Das Spiel begann ausgeglichen und dennoch hitzig. Zwei haltbare Gegentore der Zuger kurz vor der ersten Pause warf Servette völlig aus der Spur. Das Spiel schien im Mitteldrittel für Genf bereits gelaufen zu sein durch den Hattrick zum 4:0 von McIntyre.
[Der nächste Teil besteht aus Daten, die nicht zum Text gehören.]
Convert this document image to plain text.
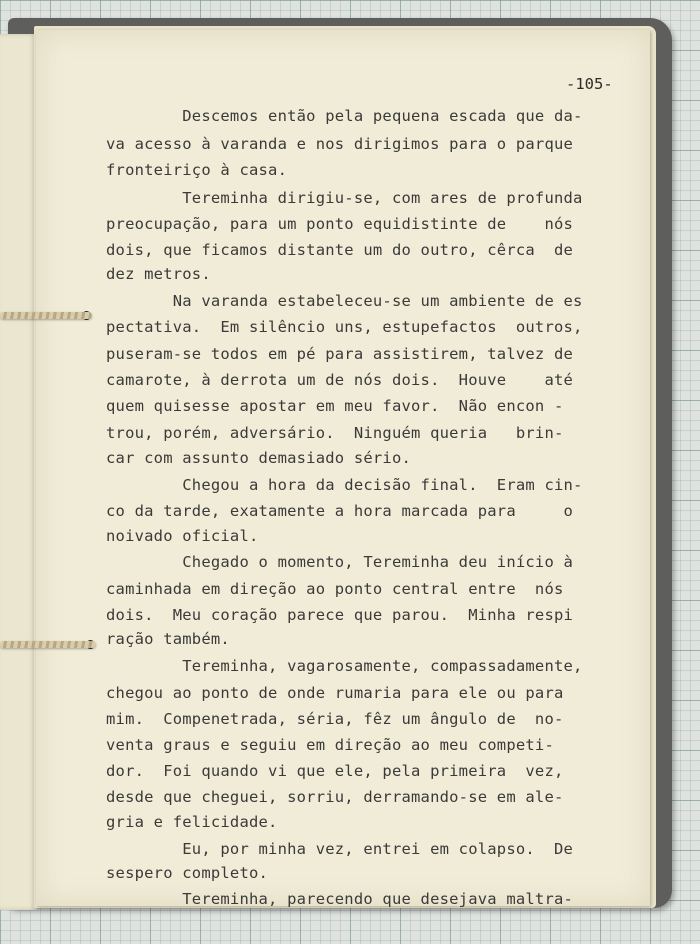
-105-

Descemos então pela pequena escada que da-

va acesso à varanda e nos dirigimos para o parque

fronteiriço à casa.

Tereminha dirigiu-se, com ares de profunda

preocupação, para um ponto equidistinte de    nós

dois, que ficamos distante um do outro, cêrca  de

dez metros.

Na varanda estabeleceu-se um ambiente de es

pectativa.  Em silêncio uns, estupefactos  outros,

puseram-se todos em pé para assistirem, talvez de

camarote, à derrota um de nós dois.  Houve    até

quem quisesse apostar em meu favor.  Não encon -

trou, porém, adversário.  Ninguém queria   brin-

car com assunto demasiado sério.

Chegou a hora da decisão final.  Eram cin-

co da tarde, exatamente a hora marcada para     o

noivado oficial.

Chegado o momento, Tereminha deu início à

caminhada em direção ao ponto central entre  nós

dois.  Meu coração parece que parou.  Minha respi

ração também.

Tereminha, vagarosamente, compassadamente,

chegou ao ponto de onde rumaria para ele ou para

mim.  Compenetrada, séria, fêz um ângulo de  no-

venta graus e seguiu em direção ao meu competi-

dor.  Foi quando vi que ele, pela primeira  vez,

desde que cheguei, sorriu, derramando-se em ale-

gria e felicidade.

Eu, por minha vez, entrei em colapso.  De

sespero completo.

Tereminha, parecendo que desejava maltra-
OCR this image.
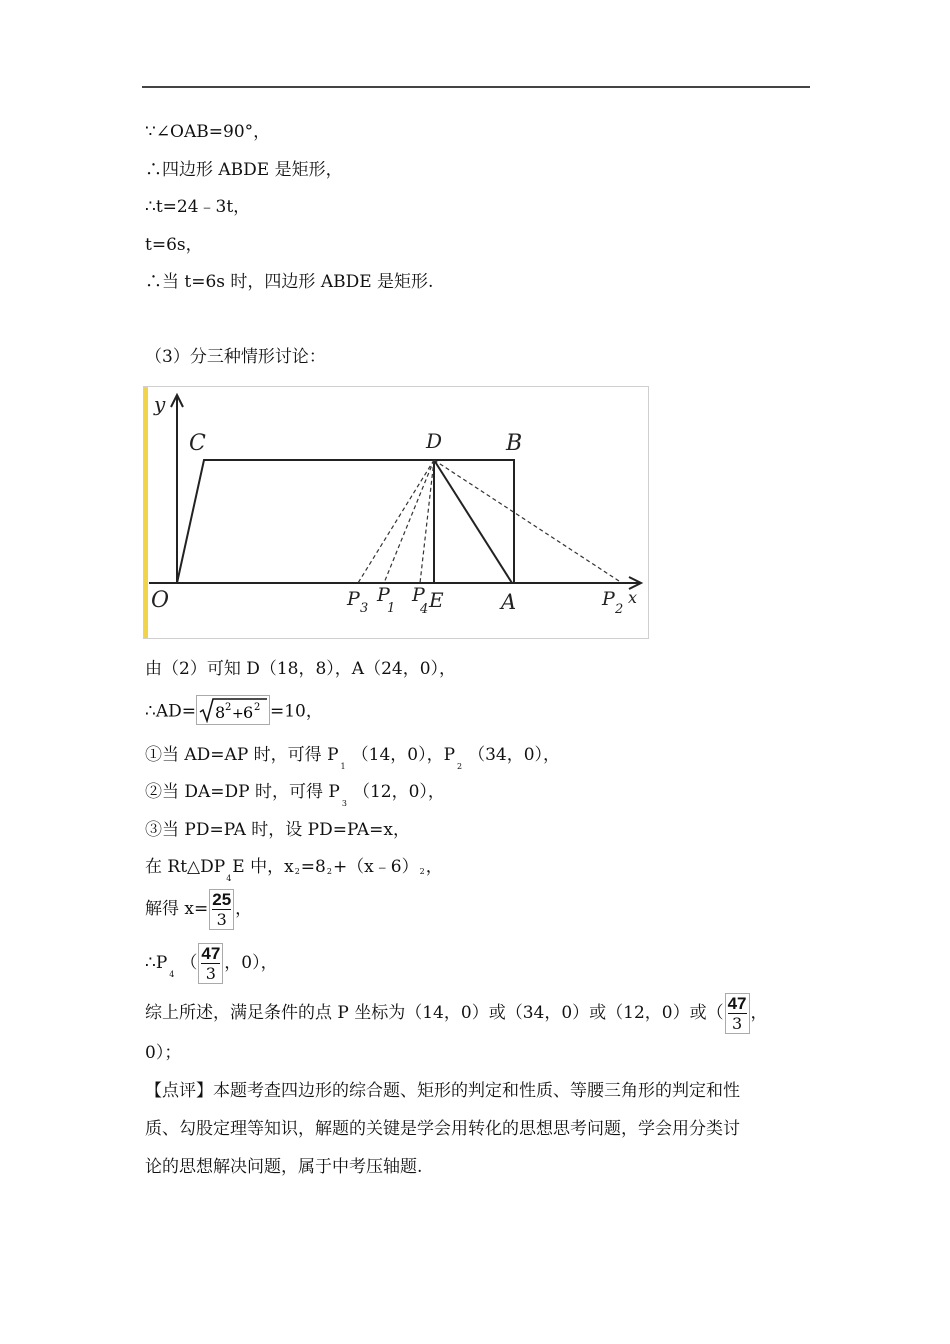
∵∠OAB=90°，
∴四边形 ABDE 是矩形，
∴t=24﹣3t，
t=6s，
∴当 t=6s 时，四边形 ABDE 是矩形.
（3）分三种情形讨论：
y
C	D	B
O	P 3
P
1
P
4 E	A	P 2
x
由（2）可知 D（18，8），A（24，0），
∴AD= 8 2 + 6 2 =10，
①当 AD=AP 时，可得 $P_1(14$，0），$P_2(34$，0），
②当 DA=DP 时，可得 $P_3(12$，0），
③当 PD=PA 时，设 PD=PA=x，
在 $Rt\triangle DP_4E$ 中，x2=82+（x﹣6）2，
解得 $x= \frac{25}{3}$ ，
$\therefore P_4( \frac{47}{3}$ ，0），
综上所述，满足条件的点 P 坐标为（14，0）或（34，0）或（12，0）或（ $\frac{47}{3}$ ，
0）；
【点评】本题考查四边形的综合题、矩形的判定和性质、等腰三角形的判定和性
质、勾股定理等知识，解题的关键是学会用转化的思想思考问题，学会用分类讨
论的思想解决问题，属于中考压轴题.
Die Zuger gewannen die strafenreiche Partie in der Bosshard-Arena verdient mit 5:1. Insgesamt wurden 12mal 2 Minuten gegen Zug und 16mal 2 plus 5 Minuten (Traber) plus Spieldauer (Traber) gegen Genève-Servette ausgesprochen. Die Partie war für die Grenats früh vorbei, weil der EVZ bis zur 26. Minute mit 4:0 in Front lag. Dem desolaten Team von McSorley brachte auch ein späterer Goaliewechsel keine Wende. In der 48.Minute entluden die Genfer ihren angestauten Frust, welcher in eine wüste Keilerei zwischen Zug’s Helbling und dem Servettien Tim Traber ausartete. Traber erhielt eine 2 Minuten Strafe und 5 Minuten plus Restausschluss, Helbling hingegen ein eher ungewöhnliches Strafmass von 2+2+2 Minuten! Dementsprechend wenig wurde in diesem Abschnitt Eishockey gespielt, so sassen beim ertönen der Schlusssirene total vier Genfer Spieler auf der Strafbank

Davos schafft das 2. Break mit dem 3:2 Sieg nach Penaltyschiessen und führt in der Serie gegen Lausanne mit 3:0

Obwohl die Moral von Lausanne ungebrochen ist, stehen sie nach einem 85 Minuten dauernden Krimi kurz vor dem Aus. Die 20-minütige Overtime und auch die zusätzlichen fünf Minuten konnten keine Entscheidung herbeiführen. Im anschliessenden Penaltyschiessen war Marc Wieser der einzige der zehn Schützen, welcher reüssieren konnte. Lausanne’s Schelling als letzter Akteur, traf nur den Pfosten.   Zweimal konnte Lausanne einen Rückstand innert kurzer Zeit aufholen. Im Mitteldrittel reagierte Joël Genazzi auf Mauro Jörgs 0:1 und zu Beginn des Schlussdrittels war es Thomas Déruns, der nach nur 2:07 Minuten das 1:2 von Robert Kousals egalisierte.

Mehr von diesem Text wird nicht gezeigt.